Adam Jones hasn’t had any association with the Orioles since he left the team after the 2018 season.
Though he was hurt by the team’s attempt to deal him just before the July trade deadline and was able to stop a deal because of his stature as a 10-year major league veteran with five years on the same team, Jones follows the Orioles—and Ravens—closely and has a strong affinity for the city where he played for 11 seasons.
In his time with the Orioles, Jones won four Gold Gloves in center field, was a six-time All-Star and is an all-time franchise leader in a number of offensive categories.
He was the most popular player on a team that made three postseason appearances in five years and broke a string of 14 losing seasons.
Besides his on-field heroics, Jones was heavily involved in community projects.

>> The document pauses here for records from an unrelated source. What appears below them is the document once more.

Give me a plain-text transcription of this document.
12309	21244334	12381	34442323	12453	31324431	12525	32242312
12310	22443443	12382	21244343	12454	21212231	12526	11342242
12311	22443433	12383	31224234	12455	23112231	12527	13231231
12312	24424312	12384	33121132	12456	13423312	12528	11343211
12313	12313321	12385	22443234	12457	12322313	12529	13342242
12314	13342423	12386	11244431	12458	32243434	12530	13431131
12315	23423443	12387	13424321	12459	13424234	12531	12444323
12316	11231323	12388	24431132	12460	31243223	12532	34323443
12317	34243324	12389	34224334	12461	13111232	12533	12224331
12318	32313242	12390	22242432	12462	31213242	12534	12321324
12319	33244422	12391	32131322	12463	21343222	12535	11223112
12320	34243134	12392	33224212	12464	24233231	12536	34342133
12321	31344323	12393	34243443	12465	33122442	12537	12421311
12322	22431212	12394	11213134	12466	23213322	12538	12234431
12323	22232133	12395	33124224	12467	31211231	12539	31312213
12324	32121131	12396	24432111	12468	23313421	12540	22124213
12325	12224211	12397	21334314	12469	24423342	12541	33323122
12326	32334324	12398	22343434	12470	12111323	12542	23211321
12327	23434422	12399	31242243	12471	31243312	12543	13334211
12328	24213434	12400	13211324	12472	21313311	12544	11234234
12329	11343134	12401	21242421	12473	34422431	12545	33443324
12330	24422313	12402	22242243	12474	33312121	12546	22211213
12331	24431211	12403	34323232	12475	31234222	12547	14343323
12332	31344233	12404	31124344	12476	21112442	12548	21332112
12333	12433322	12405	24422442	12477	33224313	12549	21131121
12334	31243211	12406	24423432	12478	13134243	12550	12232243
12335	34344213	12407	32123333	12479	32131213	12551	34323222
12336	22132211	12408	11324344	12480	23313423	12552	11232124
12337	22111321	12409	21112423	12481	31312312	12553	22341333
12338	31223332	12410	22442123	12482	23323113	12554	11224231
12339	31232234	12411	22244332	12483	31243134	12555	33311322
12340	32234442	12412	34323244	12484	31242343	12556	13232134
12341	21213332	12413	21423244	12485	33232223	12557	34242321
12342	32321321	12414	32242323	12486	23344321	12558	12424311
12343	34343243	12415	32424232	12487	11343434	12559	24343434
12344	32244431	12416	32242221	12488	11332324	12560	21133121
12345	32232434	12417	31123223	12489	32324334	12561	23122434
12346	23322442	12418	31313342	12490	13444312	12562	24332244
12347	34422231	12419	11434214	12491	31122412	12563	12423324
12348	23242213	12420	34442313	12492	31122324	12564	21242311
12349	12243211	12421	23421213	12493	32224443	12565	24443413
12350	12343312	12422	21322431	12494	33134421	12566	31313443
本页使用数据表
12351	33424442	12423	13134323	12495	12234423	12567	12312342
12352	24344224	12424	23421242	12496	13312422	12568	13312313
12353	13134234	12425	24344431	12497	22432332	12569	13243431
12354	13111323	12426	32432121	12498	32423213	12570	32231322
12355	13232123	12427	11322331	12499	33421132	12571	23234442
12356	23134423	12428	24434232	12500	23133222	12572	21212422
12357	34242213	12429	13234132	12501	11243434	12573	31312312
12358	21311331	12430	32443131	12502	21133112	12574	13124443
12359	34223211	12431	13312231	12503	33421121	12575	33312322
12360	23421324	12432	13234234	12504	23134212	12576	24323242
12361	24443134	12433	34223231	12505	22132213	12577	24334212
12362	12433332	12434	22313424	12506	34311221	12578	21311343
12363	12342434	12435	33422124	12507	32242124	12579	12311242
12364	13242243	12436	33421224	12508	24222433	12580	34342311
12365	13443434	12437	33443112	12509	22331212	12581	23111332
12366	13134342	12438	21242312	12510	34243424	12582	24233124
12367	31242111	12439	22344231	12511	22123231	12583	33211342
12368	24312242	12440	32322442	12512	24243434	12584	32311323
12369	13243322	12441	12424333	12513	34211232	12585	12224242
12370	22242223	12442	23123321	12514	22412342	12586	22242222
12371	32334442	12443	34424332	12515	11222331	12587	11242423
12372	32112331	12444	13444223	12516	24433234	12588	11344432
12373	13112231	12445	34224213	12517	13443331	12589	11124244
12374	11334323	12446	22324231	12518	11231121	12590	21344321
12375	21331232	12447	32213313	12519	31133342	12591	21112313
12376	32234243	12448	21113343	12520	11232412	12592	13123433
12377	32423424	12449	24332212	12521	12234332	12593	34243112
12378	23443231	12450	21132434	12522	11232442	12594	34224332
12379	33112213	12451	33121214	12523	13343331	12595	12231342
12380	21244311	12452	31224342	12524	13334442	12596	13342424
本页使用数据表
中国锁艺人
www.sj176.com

Jones and longtime local sports broadcaster Jerry Coleman have begun a new podcast. In the initial edition, he defended his decision to veto a deal to the Philadelphia Phillies.
He said Dan Duquette, then the Orioles’ executive vice president, approached him on July 27th — four days before the trade deadline, nine days after Manny Machado had been traded to the Los Angeles Dodgers and three days after Zack Britton was sent to the New York Yankees — to gauge his interest in a move.
“My whole thing was, ‘why don’t you come to me in mid-June?’ You knew where the season was headed. July 1st, you knew where the season was headed. At the All-Star break [Duquette could have asked]: ‘If there’s interest, would you be willing to go?’” Jones said.
“I can mentally prepare for that, also, but if you’re giving me four days to make a decision, I’m immediately like guarded, ‘What? What?’”
Jones texted former Phillies outfielder Shane Victorino, who told him Philadelphia would platoon him in right field.
“Get traded, go to a new ballpark, then play a different position, right? And platoon? I’m like: ‘Hell, no.’ For me, it doesn’t make sense, I’m going to probably lose 100 at-bats.”
Jones thought that the reduced playing time he’d get in Philadelphia would cost him when it came time for free agency that fall.
He remained with the Orioles and hit .281 with 15 home runs and 63 RBIs and a .732 OPS in 145 games.
Despite his outstanding production with the Orioles, at 33, Jones settled for a one-year, $3 million contract with Arizona in 2019. He concluded his career with two years in Japan.
When he came to Yankee Stadium on July 31st, he learned that the Orioles also had traded Kevin Gausman and Darren O’Day to Atlanta, and Jonathan Schoop to Milwaukee.
“Damn, this is weird, but I look back upon it, and I think it was the right decision. In hindsight, I would have loved to have stayed,” Jones said.
Jones said some fans supported his stance, and some didn’t.
“People were like, ‘You’re being selfish. You should do what’s best for the organization … You could have gotten us back a prospect.’ You’re getting back three fungoes and a box of baseballs. You’re not getting back anything for me. It was a salary dump. That’s all it was.”
If Jones had been approached earlier, the Orioles could have attempted to gauge interest from more teams, he said, and he probably would have accepted a trade.
“I have no animosity towards the Orioles,” he said. “It’s business … The opportunity that the Angelos’ gave me, it would be moronic for me to ever badmouth them. They gave me an opportunity. They gave me a little bit of pocket change that I’m able to travel the world with my family.”
In August, Jones was one of a number of prominent former Orioles who didn’t attend the 30th anniversary celebration of Camden Yards. He pointed out that teammates J.J. Hardy, Nick Markakis, Brian Roberts and Matt Wieters weren’t there, either.
“Why am I the only one that people are singling out, like why I wasn’t there?” he said.
After Jones left the team in 2018, Duquette and manager Buck Showalter were fired and replaced by Mike Elias and Brandon Hyde.
“I don’t have a relationship with them,” he said of the Orioles. “No one’s reached out to me through the organization about being with the organization.”
Jones, who lives in San Diego was invited to throw out a first pitch but declined to travel to Baltimore.
“I think there’s something that can be worked out, obviously,” Jones said. “The impact [when] I was there, it was great.”
Although he says there’s no relationship, the Orioles have not issued his number 10 to any player since he left.
“Later, there can be something else done,” Jones said.